Harris said the Biden administration, along with its allies, had tried to engage with Moscow in good faith to find a diplomatic resolution but that effort was not reciprocated by the Kremlin.
“Russia continues to say it is ready to talk while at the same time it narrows the avenues for diplomacy,” Harris said. “Their actions simply do not match their words.”
Harris credited European allies for speaking with a largely unified voice as the latest Ukraine crisis has unfolded. The vice president said Republicans and Democrats in Washington — who rarely agree on many major issues — are generally in agreement on the necessity of confronting Putin.

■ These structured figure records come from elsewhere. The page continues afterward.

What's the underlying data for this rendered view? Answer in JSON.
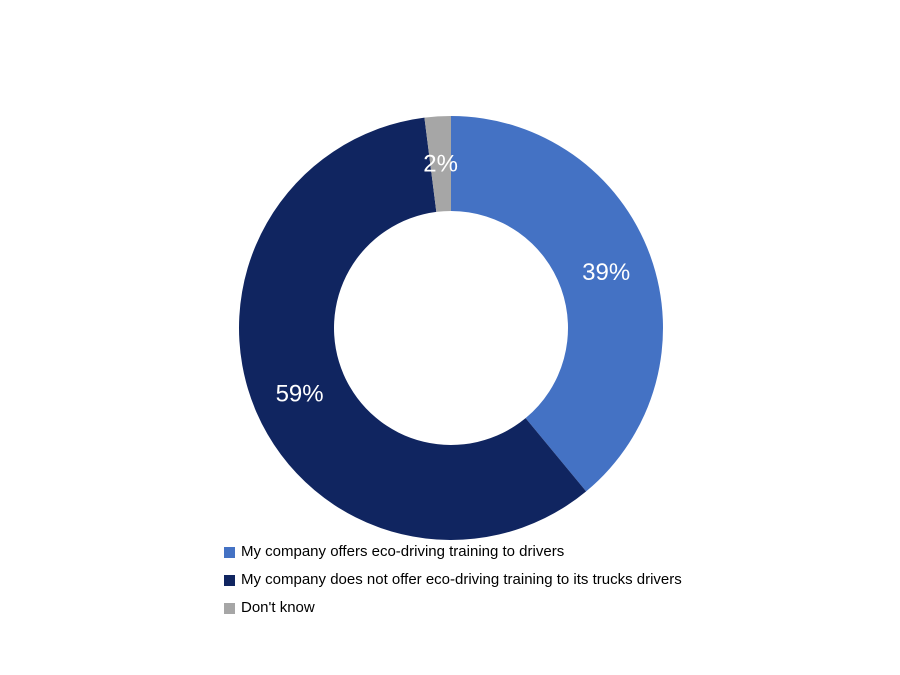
{
  "chart_data": {
    "type": "pie",
    "variant": "donut",
    "title": "",
    "start_angle_deg": 0,
    "direction": "clockwise",
    "legend_position": "bottom-left",
    "background_color": "#FFFFFF",
    "data_label_color": "#FFFFFF",
    "legend_text_color": "#000000",
    "slices": [
      {
        "label": "My company offers eco-driving training to drivers",
        "value": 39,
        "display": "39%",
        "color": "#4472C4"
      },
      {
        "label": "My company does not offer eco-driving training to its trucks drivers",
        "value": 59,
        "display": "59%",
        "color": "#102560"
      },
      {
        "label": "Don't know",
        "value": 2,
        "display": "2%",
        "color": "#A6A6A6"
      }
    ]
  }
}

“We didn’t all start out in the same place,” Harris said. “We came together and are now speaking with a unified voice. And that voice was a function of not only dialogue and debate, some concessions, but also the practical realization of the moment that we are in, which is that we are looking at a sovereign nation that may very well be on the verge of being invaded yet again.”
Harris on Friday met in Munich with the leaders of Estonia, Latvia and Lithuania, who stressed that a U.S. increase in its troop presence on the eastern edge of NATO is necessary.
The White House has not yet said whether it will fulfill those requests, but Harris suggested in her address on Saturday that an invasion could lead to a bolstered American presence.
“The imposition of these sweeping and coordinated measures will inflict great damage on those who must be held accountable. And we will not stop with economic measures,” Harris said. “We will further reinforce our NATO allies on the eastern flank.”
Biden and other U.S. have offered increasingly dire warnings that the window for diplomacy is narrow.
Biden told reporters Friday that he believes Putin has decided to invade in the coming days, taking military action that could go far beyond the disputed Donbas region in eastern Ukraine and include the capital of Kyiv.
The vice president was scheduled to meet later Saturday with Germany’s chancellor, Olaf Scholz.
Harris noted in her remarks that “not since the end of the Cold War” has the Munich conference “convened under such dire circumstances.”